GPT-4, the latest version of OpenAI’s primary large language model, exhibits human-level performance on several professional and academic benchmarks. It performs better than its predecessor, GPT-3.5, on a simulated bar exam, for example.
It also shows an array of capabilities that previous versions lacked, including the ability to quickly come up with the proper income tax deduction after being fed reams of tax code. The technology could have a dramatic impact on tech companies and consumers, experts say.
GPT-4, a large multimodal model that accepts text and image inputs and outputs text responses, exhibits human-level performance on various professional and academic benchmarks.

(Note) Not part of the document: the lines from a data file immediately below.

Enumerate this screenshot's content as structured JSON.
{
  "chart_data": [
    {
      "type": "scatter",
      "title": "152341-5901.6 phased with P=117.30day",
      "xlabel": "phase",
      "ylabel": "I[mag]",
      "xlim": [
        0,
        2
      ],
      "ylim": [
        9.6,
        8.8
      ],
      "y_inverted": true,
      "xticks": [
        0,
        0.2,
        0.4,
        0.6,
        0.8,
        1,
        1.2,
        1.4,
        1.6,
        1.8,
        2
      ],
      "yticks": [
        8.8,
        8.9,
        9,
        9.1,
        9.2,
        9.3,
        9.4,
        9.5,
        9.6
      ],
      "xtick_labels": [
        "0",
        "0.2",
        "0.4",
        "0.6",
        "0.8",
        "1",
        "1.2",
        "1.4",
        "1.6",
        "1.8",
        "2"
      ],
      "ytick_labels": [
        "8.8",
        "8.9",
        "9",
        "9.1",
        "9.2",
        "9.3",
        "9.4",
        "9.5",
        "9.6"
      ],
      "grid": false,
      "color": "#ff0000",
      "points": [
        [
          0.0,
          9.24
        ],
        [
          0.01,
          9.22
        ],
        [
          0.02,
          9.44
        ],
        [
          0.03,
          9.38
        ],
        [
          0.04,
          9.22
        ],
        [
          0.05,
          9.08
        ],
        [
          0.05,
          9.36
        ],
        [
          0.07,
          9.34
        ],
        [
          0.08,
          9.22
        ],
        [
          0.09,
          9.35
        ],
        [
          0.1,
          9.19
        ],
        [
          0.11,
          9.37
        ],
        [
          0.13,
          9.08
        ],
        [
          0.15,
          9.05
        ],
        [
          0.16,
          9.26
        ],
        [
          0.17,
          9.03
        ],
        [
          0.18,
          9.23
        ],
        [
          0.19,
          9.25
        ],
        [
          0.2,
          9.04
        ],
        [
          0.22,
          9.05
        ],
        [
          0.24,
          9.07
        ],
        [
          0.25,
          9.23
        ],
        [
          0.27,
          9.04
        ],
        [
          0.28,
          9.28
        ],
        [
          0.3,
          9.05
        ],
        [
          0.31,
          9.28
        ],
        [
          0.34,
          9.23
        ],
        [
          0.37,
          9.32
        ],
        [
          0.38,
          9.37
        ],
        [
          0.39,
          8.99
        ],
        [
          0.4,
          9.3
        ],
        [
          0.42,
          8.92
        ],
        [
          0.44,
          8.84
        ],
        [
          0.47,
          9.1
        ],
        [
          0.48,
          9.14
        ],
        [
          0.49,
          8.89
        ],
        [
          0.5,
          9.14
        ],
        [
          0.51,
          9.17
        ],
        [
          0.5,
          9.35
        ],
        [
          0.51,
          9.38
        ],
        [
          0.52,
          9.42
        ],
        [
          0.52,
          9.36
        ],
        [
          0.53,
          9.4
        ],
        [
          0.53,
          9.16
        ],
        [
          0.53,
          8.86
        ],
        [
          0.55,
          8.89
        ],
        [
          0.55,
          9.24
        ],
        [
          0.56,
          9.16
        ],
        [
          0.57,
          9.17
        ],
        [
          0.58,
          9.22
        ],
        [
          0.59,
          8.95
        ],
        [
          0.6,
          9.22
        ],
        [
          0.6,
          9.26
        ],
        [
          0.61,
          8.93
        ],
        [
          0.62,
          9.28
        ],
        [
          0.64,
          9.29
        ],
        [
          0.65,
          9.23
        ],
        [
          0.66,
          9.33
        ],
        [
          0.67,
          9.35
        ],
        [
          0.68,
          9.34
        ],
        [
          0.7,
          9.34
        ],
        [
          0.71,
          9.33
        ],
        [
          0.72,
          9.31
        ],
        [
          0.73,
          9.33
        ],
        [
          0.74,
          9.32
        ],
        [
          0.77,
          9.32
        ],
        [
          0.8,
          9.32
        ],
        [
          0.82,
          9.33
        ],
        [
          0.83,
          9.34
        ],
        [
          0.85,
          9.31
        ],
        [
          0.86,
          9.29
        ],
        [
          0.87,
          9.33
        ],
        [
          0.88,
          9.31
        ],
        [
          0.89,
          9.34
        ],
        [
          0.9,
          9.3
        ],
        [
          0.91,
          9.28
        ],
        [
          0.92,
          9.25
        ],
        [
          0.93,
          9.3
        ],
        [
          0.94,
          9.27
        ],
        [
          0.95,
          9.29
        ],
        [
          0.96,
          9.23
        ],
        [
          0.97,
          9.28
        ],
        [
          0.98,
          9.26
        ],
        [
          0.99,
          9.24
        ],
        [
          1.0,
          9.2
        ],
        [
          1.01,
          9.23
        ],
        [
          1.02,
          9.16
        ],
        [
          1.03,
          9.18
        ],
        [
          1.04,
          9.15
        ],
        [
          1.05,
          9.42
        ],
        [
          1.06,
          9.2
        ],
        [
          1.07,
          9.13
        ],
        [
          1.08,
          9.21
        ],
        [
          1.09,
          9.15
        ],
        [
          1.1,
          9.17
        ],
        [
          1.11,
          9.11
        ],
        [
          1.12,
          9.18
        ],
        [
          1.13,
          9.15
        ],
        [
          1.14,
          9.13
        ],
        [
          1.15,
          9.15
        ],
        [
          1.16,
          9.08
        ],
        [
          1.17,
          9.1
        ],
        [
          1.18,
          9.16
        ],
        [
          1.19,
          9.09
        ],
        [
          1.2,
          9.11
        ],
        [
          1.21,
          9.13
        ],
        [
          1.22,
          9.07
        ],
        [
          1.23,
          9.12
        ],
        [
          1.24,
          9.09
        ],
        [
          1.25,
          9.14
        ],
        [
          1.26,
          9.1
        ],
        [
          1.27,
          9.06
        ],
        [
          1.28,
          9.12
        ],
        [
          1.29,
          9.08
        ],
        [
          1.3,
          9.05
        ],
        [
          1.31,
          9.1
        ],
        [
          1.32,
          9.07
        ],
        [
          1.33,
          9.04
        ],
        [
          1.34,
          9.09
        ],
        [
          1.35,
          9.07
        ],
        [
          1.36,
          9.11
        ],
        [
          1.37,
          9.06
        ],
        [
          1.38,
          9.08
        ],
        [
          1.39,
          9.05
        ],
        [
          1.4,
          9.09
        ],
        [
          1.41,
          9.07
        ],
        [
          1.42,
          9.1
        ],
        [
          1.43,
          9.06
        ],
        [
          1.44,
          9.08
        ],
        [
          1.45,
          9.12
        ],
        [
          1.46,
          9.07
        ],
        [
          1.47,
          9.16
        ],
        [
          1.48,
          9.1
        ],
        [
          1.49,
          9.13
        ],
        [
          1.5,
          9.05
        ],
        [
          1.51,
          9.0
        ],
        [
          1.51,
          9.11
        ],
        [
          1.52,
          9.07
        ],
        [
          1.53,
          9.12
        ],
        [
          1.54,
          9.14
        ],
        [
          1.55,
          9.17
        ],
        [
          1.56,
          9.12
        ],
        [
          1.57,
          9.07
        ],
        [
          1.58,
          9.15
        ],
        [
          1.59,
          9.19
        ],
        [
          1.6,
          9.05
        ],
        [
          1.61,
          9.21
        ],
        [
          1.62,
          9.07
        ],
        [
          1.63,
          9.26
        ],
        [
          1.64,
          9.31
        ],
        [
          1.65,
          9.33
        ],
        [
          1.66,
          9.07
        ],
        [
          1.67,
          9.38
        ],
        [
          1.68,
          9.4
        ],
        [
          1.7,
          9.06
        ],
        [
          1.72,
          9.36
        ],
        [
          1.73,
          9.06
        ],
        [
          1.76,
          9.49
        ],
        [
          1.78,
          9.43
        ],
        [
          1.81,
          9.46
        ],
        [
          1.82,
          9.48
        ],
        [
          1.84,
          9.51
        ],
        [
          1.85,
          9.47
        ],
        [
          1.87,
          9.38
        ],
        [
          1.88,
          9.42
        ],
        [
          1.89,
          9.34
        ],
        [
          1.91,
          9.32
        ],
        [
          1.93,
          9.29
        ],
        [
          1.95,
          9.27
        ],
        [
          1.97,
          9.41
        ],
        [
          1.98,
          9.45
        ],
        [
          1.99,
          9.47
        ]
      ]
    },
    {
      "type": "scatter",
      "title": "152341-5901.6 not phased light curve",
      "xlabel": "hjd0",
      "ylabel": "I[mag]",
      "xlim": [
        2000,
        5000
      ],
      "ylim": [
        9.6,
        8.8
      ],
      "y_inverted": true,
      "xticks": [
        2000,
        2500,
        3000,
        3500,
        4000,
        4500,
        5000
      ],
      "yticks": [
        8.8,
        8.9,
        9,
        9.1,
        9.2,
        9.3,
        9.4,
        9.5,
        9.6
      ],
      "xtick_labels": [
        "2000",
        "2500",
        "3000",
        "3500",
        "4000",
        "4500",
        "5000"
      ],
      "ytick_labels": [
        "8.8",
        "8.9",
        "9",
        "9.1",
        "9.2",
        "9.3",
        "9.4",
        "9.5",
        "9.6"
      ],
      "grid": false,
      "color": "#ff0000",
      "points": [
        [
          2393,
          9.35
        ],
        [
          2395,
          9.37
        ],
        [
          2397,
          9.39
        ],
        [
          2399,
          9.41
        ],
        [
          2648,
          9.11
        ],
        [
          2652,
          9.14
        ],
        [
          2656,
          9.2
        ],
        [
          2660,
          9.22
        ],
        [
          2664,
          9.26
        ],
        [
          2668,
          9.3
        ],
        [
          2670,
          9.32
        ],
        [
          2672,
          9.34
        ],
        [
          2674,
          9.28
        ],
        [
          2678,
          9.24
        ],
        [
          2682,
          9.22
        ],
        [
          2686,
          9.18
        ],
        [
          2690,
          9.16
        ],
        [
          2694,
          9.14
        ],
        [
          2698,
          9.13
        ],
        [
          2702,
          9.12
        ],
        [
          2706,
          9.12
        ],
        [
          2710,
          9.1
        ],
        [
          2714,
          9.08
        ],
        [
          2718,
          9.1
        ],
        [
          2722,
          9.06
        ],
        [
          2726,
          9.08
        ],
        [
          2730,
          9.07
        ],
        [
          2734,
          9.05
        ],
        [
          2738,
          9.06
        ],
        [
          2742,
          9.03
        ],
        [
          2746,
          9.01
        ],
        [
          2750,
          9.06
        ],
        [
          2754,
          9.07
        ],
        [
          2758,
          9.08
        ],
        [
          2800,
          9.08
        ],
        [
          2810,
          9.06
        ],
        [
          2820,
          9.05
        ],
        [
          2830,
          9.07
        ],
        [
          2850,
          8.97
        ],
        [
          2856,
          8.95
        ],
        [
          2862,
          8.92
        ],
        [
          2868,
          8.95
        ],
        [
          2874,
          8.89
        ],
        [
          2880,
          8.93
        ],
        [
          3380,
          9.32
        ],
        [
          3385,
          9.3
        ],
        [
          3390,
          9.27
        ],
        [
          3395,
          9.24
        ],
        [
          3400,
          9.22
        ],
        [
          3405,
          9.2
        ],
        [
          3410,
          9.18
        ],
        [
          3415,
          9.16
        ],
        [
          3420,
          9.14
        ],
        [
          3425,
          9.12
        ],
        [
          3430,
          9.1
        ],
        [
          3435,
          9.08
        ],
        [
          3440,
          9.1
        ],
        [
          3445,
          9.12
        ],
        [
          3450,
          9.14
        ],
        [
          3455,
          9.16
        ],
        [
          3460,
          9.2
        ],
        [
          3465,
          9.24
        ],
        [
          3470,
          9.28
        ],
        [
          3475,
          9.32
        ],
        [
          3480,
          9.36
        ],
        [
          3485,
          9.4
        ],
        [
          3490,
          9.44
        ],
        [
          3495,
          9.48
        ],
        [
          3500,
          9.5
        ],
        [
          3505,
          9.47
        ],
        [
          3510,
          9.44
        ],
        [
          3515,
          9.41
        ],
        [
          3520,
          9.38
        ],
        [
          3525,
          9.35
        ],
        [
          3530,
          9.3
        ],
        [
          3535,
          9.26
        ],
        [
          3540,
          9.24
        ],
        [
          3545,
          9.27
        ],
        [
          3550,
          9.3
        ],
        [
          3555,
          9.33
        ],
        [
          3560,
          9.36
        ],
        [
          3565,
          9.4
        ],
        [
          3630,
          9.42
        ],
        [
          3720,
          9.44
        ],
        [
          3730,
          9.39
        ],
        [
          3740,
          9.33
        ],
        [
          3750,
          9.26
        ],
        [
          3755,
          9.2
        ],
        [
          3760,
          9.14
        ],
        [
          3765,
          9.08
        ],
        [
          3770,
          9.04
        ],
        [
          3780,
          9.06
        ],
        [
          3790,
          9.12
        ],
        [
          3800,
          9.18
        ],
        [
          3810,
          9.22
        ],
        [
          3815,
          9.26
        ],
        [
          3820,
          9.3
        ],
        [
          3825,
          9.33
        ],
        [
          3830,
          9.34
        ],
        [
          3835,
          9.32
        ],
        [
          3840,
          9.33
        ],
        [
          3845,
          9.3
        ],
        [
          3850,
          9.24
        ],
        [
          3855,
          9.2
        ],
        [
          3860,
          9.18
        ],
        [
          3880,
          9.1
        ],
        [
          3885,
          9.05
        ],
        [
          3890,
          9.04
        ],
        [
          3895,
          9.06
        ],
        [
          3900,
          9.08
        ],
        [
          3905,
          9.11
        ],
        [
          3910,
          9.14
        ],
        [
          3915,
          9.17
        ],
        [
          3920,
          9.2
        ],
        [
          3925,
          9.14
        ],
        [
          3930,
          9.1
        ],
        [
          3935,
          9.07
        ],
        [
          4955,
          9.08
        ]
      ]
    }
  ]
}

For example, in a simulated bar exam it scored in the top 10% of test takers — a significant improvement over its predecessor GPT-3.5.
It can also be used for many other language tasks, including content creation and scientific research. OpenAI says GPT-4 is “more creative and collaborative than ever” and solves difficult problems with greater accuracy, compared to its predecessor.
As for training, GPT-4 was trained using a large and diverse corpus of data, ranging from correct and incorrect solutions to math problems, self-contradictory statements and a variety of ideologies and ideas. It was also tested against adversarial prompts, which can result in the model jumping its guardrails and producing answers that aren’t aligned with the user’s intent.
GPT-4 is a large multimodal language model that accepts both text and image inputs and outputs natural language. It’s able to interpret documents with photographs, diagrams, and screenshots as well as text-only inputs.
It’s also more creative, reliable, and generally able to handle more nuanced instructions than its predecessor (GPT-3.5). OpenAI reports that GPT-4 outperformed the former model on a variety of professional and academic benchmarks, including passing a simulated bar exam with an average score around the top 10% of test takers.
GPT-4 has also made progress on external benchmarks, such as the TruthfulQA challenge, which tests a model’s ability to separate fact from an adversarially selected set of incorrect statements. Despite this, it still has limitations such as social biases and hallucinations that need to be addressed.
GPT-4 can accept a prompt of text and images, which it can use to generate captions, classifications, analyses, and natural language outputs. It can do this across a range of domains, including documents with text and photographs, diagrams, or screenshots.
The model has also been improved with steerability, or the ability to change its behavior according to user requests. This can help you get the AI to write in a different style or tone or voice, for example.
Despite its capabilities, OpenAI says the GPT-4 model still has some limitations and needs to be used with care. Specifically, it can “hallucinate” facts and make reasoning errors, so it is not yet fully reliable.
OpenAI is working to mitigate these risks and make GPT-4 more aligned. It has engaged with over 50 experts and collected data to improve the model’s ability to refuse dangerous requests. It’s not 100% safe, but it’s much less likely to give inappropriate content than its predecessor and more likely to follow policies that protect sensitive topics like medical advice or self-harm.
OpenAI says its new GPT-4 multimodal model can perform better than its predecessors at a range of professional and academic benchmarks. It’s capable of achieving human-level performance on tasks that require reasoning and problem-solving, including a simulation of a lawyer’s bar exam, SAT reading and math exams, and a variety of standardized tests designed for humans.
Its performance on these tasks is impressive, but it’s not without its limitations. According to the report, GPT-4 still possesses a tendency to hallucinate from time to time and can produce factually incorrect answers.
Despite its shortcomings, GPT-4 is a valuable tool for many organizations that need to understand large amounts of content and text, as well as analyze it. It can also be used for a wide range of applications, including information retrieval, chatbots and social media platforms.